Detraining occurs when the nerves that innervate the muscles are not activated as frequently or forcefully.  Meaning the connection from the brain to the nerves, to the muscles atrophies. Detraining can occur if an athlete stops training or lack of movement occurs due to the aging process. The process of denervation occurs in which the connection is reduced or lost, specifically high threshold Type IIx and Type IIa fibers. 

The muscle fibers that are no longer being recruited lose their innervation.

Innervated fibers can 

  • Atrophy
  • Pick up innervation from Type I fibers 

If more and more Type I nerves begin to pick up more and more Type IIa and Type IIx fibers, a lack of dexterity can occur because motor control overall is reduced, and our ability to move well is affected. So the thought here is that being able to continue to train and recruit Type IIa and Type IIx fibers can help reduce the aging process and maintain movement into older age.  

Muscle Fiber Transitions

The type of myosin heads that are present on a fiber referred to as myosin isoforms determine the fiber type.
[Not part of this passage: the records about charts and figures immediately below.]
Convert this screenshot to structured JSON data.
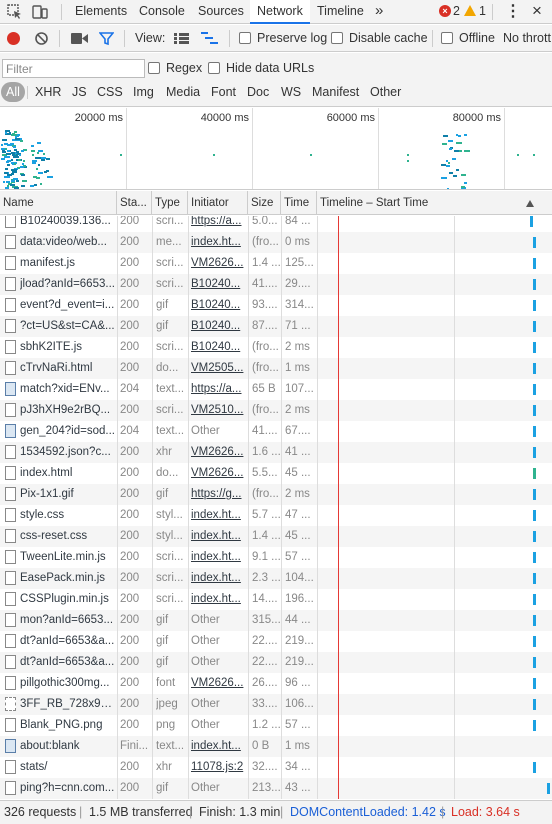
{
  "tabs": {
    "items": [
      "Elements",
      "Console",
      "Sources",
      "Network",
      "Timeline"
    ],
    "more": "»",
    "error_count": "2",
    "warning_count": "1",
    "menu": "⋮",
    "close": "×"
  },
  "toolbar": {
    "view_label": "View:",
    "preserve_log": "Preserve log",
    "disable_cache": "Disable cache",
    "offline": "Offline",
    "throttling": "No thrott"
  },
  "filter": {
    "placeholder": "Filter",
    "regex": "Regex",
    "hide_data_urls": "Hide data URLs",
    "types": [
      "All",
      "XHR",
      "JS",
      "CSS",
      "Img",
      "Media",
      "Font",
      "Doc",
      "WS",
      "Manifest",
      "Other"
    ]
  },
  "overview": {
    "ticks": [
      "20000 ms",
      "40000 ms",
      "60000 ms",
      "80000 ms"
    ]
  },
  "table": {
    "columns": [
      "Name",
      "Sta...",
      "Type",
      "Initiator",
      "Size",
      "Time",
      "Timeline – Start Time"
    ],
    "rows": [
      {
        "name": "B10240039.136...",
        "status": "200",
        "type": "scri...",
        "initiator": "https://a...",
        "init_link": true,
        "size": "5.0...",
        "time": "84 ...",
        "icon": "doc",
        "bar": 0.92
      },
      {
        "name": "data:video/web...",
        "status": "200",
        "type": "me...",
        "initiator": "index.ht...",
        "init_link": true,
        "size": "(fro...",
        "time": "0 ms",
        "icon": "doc",
        "bar": 0.93
      },
      {
        "name": "manifest.js",
        "status": "200",
        "type": "scri...",
        "initiator": "VM2626...",
        "init_link": true,
        "size": "1.4 ...",
        "time": "125...",
        "icon": "doc",
        "bar": 0.93
      },
      {
        "name": "jload?anId=6653...",
        "status": "200",
        "type": "scri...",
        "initiator": "B10240...",
        "init_link": true,
        "size": "41....",
        "time": "29....",
        "icon": "doc",
        "bar": 0.93
      },
      {
        "name": "event?d_event=i...",
        "status": "200",
        "type": "gif",
        "initiator": "B10240...",
        "init_link": true,
        "size": "93....",
        "time": "314...",
        "icon": "doc",
        "bar": 0.93
      },
      {
        "name": "?ct=US&st=CA&...",
        "status": "200",
        "type": "gif",
        "initiator": "B10240...",
        "init_link": true,
        "size": "87....",
        "time": "71 ...",
        "icon": "doc",
        "bar": 0.93
      },
      {
        "name": "sbhK2ITE.js",
        "status": "200",
        "type": "scri...",
        "initiator": "B10240...",
        "init_link": true,
        "size": "(fro...",
        "time": "2 ms",
        "icon": "doc",
        "bar": 0.93
      },
      {
        "name": "cTrvNaRi.html",
        "status": "200",
        "type": "do...",
        "initiator": "VM2505...",
        "init_link": true,
        "size": "(fro...",
        "time": "1 ms",
        "icon": "doc",
        "bar": 0.93
      },
      {
        "name": "match?xid=ENv...",
        "status": "204",
        "type": "text...",
        "initiator": "https://a...",
        "init_link": true,
        "size": "65 B",
        "time": "107...",
        "icon": "img",
        "bar": 0.93
      },
      {
        "name": "pJ3hXH9e2rBQ...",
        "status": "200",
        "type": "scri...",
        "initiator": "VM2510...",
        "init_link": true,
        "size": "(fro...",
        "time": "2 ms",
        "icon": "doc",
        "bar": 0.93
      },
      {
        "name": "gen_204?id=sod...",
        "status": "204",
        "type": "text...",
        "initiator": "Other",
        "init_link": false,
        "size": "41....",
        "time": "67....",
        "icon": "img",
        "bar": 0.93
      },
      {
        "name": "1534592.json?c...",
        "status": "200",
        "type": "xhr",
        "initiator": "VM2626...",
        "init_link": true,
        "size": "1.6 ...",
        "time": "41 ...",
        "icon": "doc",
        "bar": 0.93
      },
      {
        "name": "index.html",
        "status": "200",
        "type": "do...",
        "initiator": "VM2626...",
        "init_link": true,
        "size": "5.5...",
        "time": "45 ...",
        "icon": "doc",
        "bar": 0.93,
        "green": true
      },
      {
        "name": "Pix-1x1.gif",
        "status": "200",
        "type": "gif",
        "initiator": "https://g...",
        "init_link": true,
        "size": "(fro...",
        "time": "2 ms",
        "icon": "doc",
        "bar": 0.93
      },
      {
        "name": "style.css",
        "status": "200",
        "type": "styl...",
        "initiator": "index.ht...",
        "init_link": true,
        "size": "5.7 ...",
        "time": "47 ...",
        "icon": "doc",
        "bar": 0.93
      },
      {
        "name": "css-reset.css",
        "status": "200",
        "type": "styl...",
        "initiator": "index.ht...",
        "init_link": true,
        "size": "1.4 ...",
        "time": "45 ...",
        "icon": "doc",
        "bar": 0.93
      },
      {
        "name": "TweenLite.min.js",
        "status": "200",
        "type": "scri...",
        "initiator": "index.ht...",
        "init_link": true,
        "size": "9.1 ...",
        "time": "57 ...",
        "icon": "doc",
        "bar": 0.93
      },
      {
        "name": "EasePack.min.js",
        "status": "200",
        "type": "scri...",
        "initiator": "index.ht...",
        "init_link": true,
        "size": "2.3 ...",
        "time": "104...",
        "icon": "doc",
        "bar": 0.93
      },
      {
        "name": "CSSPlugin.min.js",
        "status": "200",
        "type": "scri...",
        "initiator": "index.ht...",
        "init_link": true,
        "size": "14....",
        "time": "196...",
        "icon": "doc",
        "bar": 0.93
      },
      {
        "name": "mon?anId=6653...",
        "status": "200",
        "type": "gif",
        "initiator": "Other",
        "init_link": false,
        "size": "315...",
        "time": "44 ...",
        "icon": "doc",
        "bar": 0.93
      },
      {
        "name": "dt?anId=6653&a...",
        "status": "200",
        "type": "gif",
        "initiator": "Other",
        "init_link": false,
        "size": "22....",
        "time": "219...",
        "icon": "doc",
        "bar": 0.93
      },
      {
        "name": "dt?anId=6653&a...",
        "status": "200",
        "type": "gif",
        "initiator": "Other",
        "init_link": false,
        "size": "22....",
        "time": "219...",
        "icon": "doc",
        "bar": 0.93
      },
      {
        "name": "pillgothic300mg...",
        "status": "200",
        "type": "font",
        "initiator": "VM2626...",
        "init_link": true,
        "size": "26....",
        "time": "96 ...",
        "icon": "doc",
        "bar": 0.93
      },
      {
        "name": "3FF_RB_728x90-...",
        "status": "200",
        "type": "jpeg",
        "initiator": "Other",
        "init_link": false,
        "size": "33....",
        "time": "106...",
        "icon": "dash",
        "bar": 0.93
      },
      {
        "name": "Blank_PNG.png",
        "status": "200",
        "type": "png",
        "initiator": "Other",
        "init_link": false,
        "size": "1.2 ...",
        "time": "57 ...",
        "icon": "doc",
        "bar": 0.93
      },
      {
        "name": "about:blank",
        "status": "Fini...",
        "type": "text...",
        "initiator": "index.ht...",
        "init_link": true,
        "size": "0 B",
        "time": "1 ms",
        "icon": "img",
        "bar": 0.93,
        "no_bar": true
      },
      {
        "name": "stats/",
        "status": "200",
        "type": "xhr",
        "initiator": "11078.js:2",
        "init_link": true,
        "size": "32....",
        "time": "34 ...",
        "icon": "doc",
        "bar": 0.93
      },
      {
        "name": "ping?h=cnn.com...",
        "status": "200",
        "type": "gif",
        "initiator": "Other",
        "init_link": false,
        "size": "213...",
        "time": "43 ...",
        "icon": "doc",
        "bar": 0.99
      }
    ]
  },
  "status": {
    "requests": "326 requests",
    "transferred": "1.5 MB transferred",
    "finish": "Finish: 1.3 min",
    "dcl": "DOMContentLoaded: 1.42 s",
    "load": "Load: 3.64 s"
  },
  "colors": {
    "accent": "#1a73e8",
    "record": "#d93025",
    "timeline_bar": "#1ba1e2",
    "load_line": "#e53935"
  }
}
As resistance training occurs, myosin heads are damaged. When the myosin heads are repaired, the head can be repaired as a myosin heavy chain or a myosin light chain myosin. The myosin heads have the capability to change the fiber type and the associated properties over time. It's not clear from the research to what extent this occurs. 

So as training occurs and muscle breaks down, muscle protein synthesis occurs to repair the damage. The reparative process stimulates an increase in myosin, and how the myosin head is repaired determines the fiber type transitions. These processes are referred to as an increase in myofibrillar volume, aka muscle hypertrophy.